Autoimmune Angioedema
Heart and Vascular System Confirmed Autoimmune

Autoimmune Angioedema

Also known as: Chronic spontaneous angioedema (when autoimmune-triggered), Idiopathic angioedema, Acquired C1-inhibitor deficiency

Primary organ/tissue: Skin, lips, face, tongue, throat, abdomen (digestive tract)

Overview

Autoimmune angioedema is a rare condition where the immune system mistakenly triggers swelling in the deeper layers of the skin or mucous membranes.

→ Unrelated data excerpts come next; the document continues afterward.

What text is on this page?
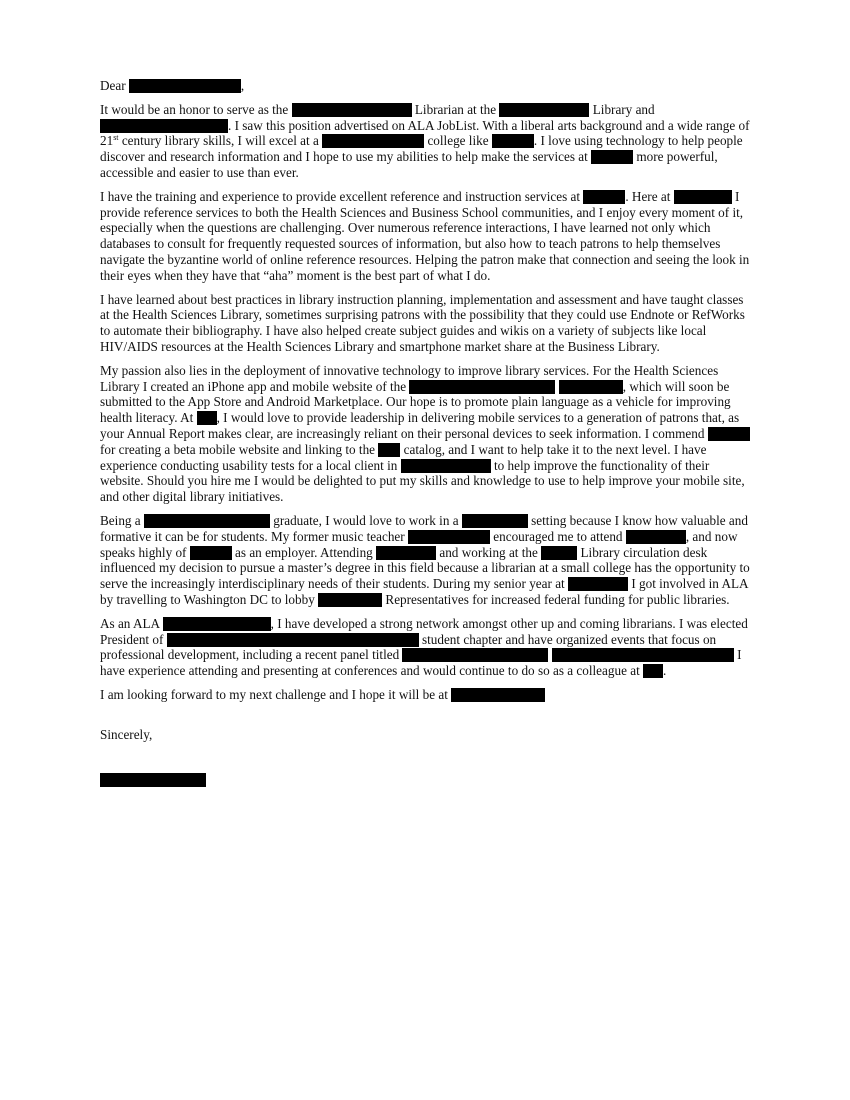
Dear	,

It would be an honor to serve as the	Librarian at the	Library and . I saw this position advertised on ALA JobList. With a liberal arts background and a wide range of 21st century library skills, I will excel at a	college like	. I love using technology to help people discover and research information and I hope to use my abilities to help make the services at	more powerful, accessible and easier to use than ever.

I have the training and experience to provide excellent reference and instruction services at	. Here at	I provide reference services to both the Health Sciences and Business School communities, and I enjoy every moment of it, especially when the questions are challenging. Over numerous reference interactions, I have learned not only which databases to consult for frequently requested sources of information, but also how to teach patrons to help themselves navigate the byzantine world of online reference resources. Helping the patron make that connection and seeing the look in their eyes when they have that “aha” moment is the best part of what I do.

I have learned about best practices in library instruction planning, implementation and assessment and have taught classes at the Health Sciences Library, sometimes surprising patrons with the possibility that they could use Endnote or RefWorks to automate their bibliography. I have also helped create subject guides and wikis on a variety of subjects like local HIV/AIDS resources at the Health Sciences Library and smartphone market share at the Business Library.

My passion also lies in the deployment of innovative technology to improve library services. For the Health Sciences Library I created an iPhone app and mobile website of the	, which will soon be submitted to the App Store and Android Marketplace. Our hope is to promote plain language as a vehicle for improving health literacy. At , I would love to provide leadership in delivering mobile services to a generation of patrons that, as your Annual Report makes clear, are increasingly reliant on their personal devices to seek information. I commend  for creating a beta mobile website and linking to the catalog, and I want to help take it to the next level. I have experience conducting usability tests for a local client in	to help improve the functionality of their website. Should you hire me I would be delighted to put my skills and knowledge to use to help improve your mobile site, and other digital library initiatives.

Being a	graduate, I would love to work in a	setting because I know how valuable and formative it can be for students. My former music teacher	encouraged me to attend	, and now speaks highly of	as an employer. Attending	and working at the	Library circulation desk influenced my decision to pursue a master’s degree in this field because a librarian at a small college has the opportunity to serve the increasingly interdisciplinary needs of their students. During my senior year at	I got involved in ALA by travelling to Washington DC to lobby	Representatives for increased federal funding for public libraries.

As an ALA	, I have developed a strong network amongst other up and coming librarians. I was elected President of	student chapter and have organized events that focus on professional development, including a recent panel titled	I have experience attending and presenting at conferences and would continue to do so as a colleague at .

I am looking forward to my next challenge and I hope it will be at

Sincerely,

In autoimmune angioedema, the immune system may interfere with a protein called C1 inhibitor, leading to abnormal activation of the body's inflammatory pathways.

Symptoms

Sudden swelling in the face, lips, eyelids, hands, feet, or genitals; Swelling of the tongue or throat which can be dangerous; Abdominal pain, cramping, nausea, or vomiting (if swelling occurs in the gut); No hives or rash unlike typical allergic reactions; Episodes can last for hours to days and may come and go over time.

Causes

Not caused by allergies. The body makes autoantibodies that interfere with C1 inhibitor, a protein that controls inflammation. May be linked to other autoimmune diseases like Lupus (SLE), Rheumatoid arthritis, or Hashimoto's thyroiditis.

Diagnosis

C1 inhibitor (C1-INH) levels and function; C4 complement levels (often low during attacks); ANA or other autoimmune antibody tests; Detailed history of episodes to rule out allergies or medications like ACE inhibitors.

Treatment

C1 inhibitor replacement therapy (for those with low levels); Immunosuppressants or corticosteroids to calm the immune system; Antihistamines or epinephrine (less effective unless histamine is involved); Fresh frozen plasma in emergency settings; Emergency treatment may include airway management if breathing is affected.

Prognosis

Many people manage it well with treatment and lifestyle adjustments. Swelling can be unpredictable, and severe episodes (especially in the throat) are medical emergencies. Ongoing care and monitoring for other autoimmune conditions is often needed.

Prevalence

Very rare - estimated fewer than 1 in 50,000 people. May be underdiagnosed especially when symptoms are mistaken for allergies. Affects both men and women, often diagnosed in adulthood.

Autoantibodies

AutoantibodyNotes
Anti-C1-INH antibodies
ANA May also test positive; and other autoimmune markers
Anti-thyroid antibodies May be present

Citations

  1. Zuraw, B. L. (2008). Hereditary angioedema. New England Journal of Medicine, 359(10), 1027-1036.
  2. Gompels, M. M., Lock, R. J., & Abinun, M. (2005). C1 inhibitor deficiency: Consensus document. Clinical and Experimental Immunology, 139(3), 379-394.
  3. NORD - National Organization for Rare Disorders. (2022). Acquired Angioedema.
  4. Cicardi, M., & Zanichelli, A. (2010). Acquired angioedema. Allergy, Asthma & Clinical Immunology, 6(1), 14.
  5. U.S. National Library of Medicine - MedlinePlus. (2023). Angioedema.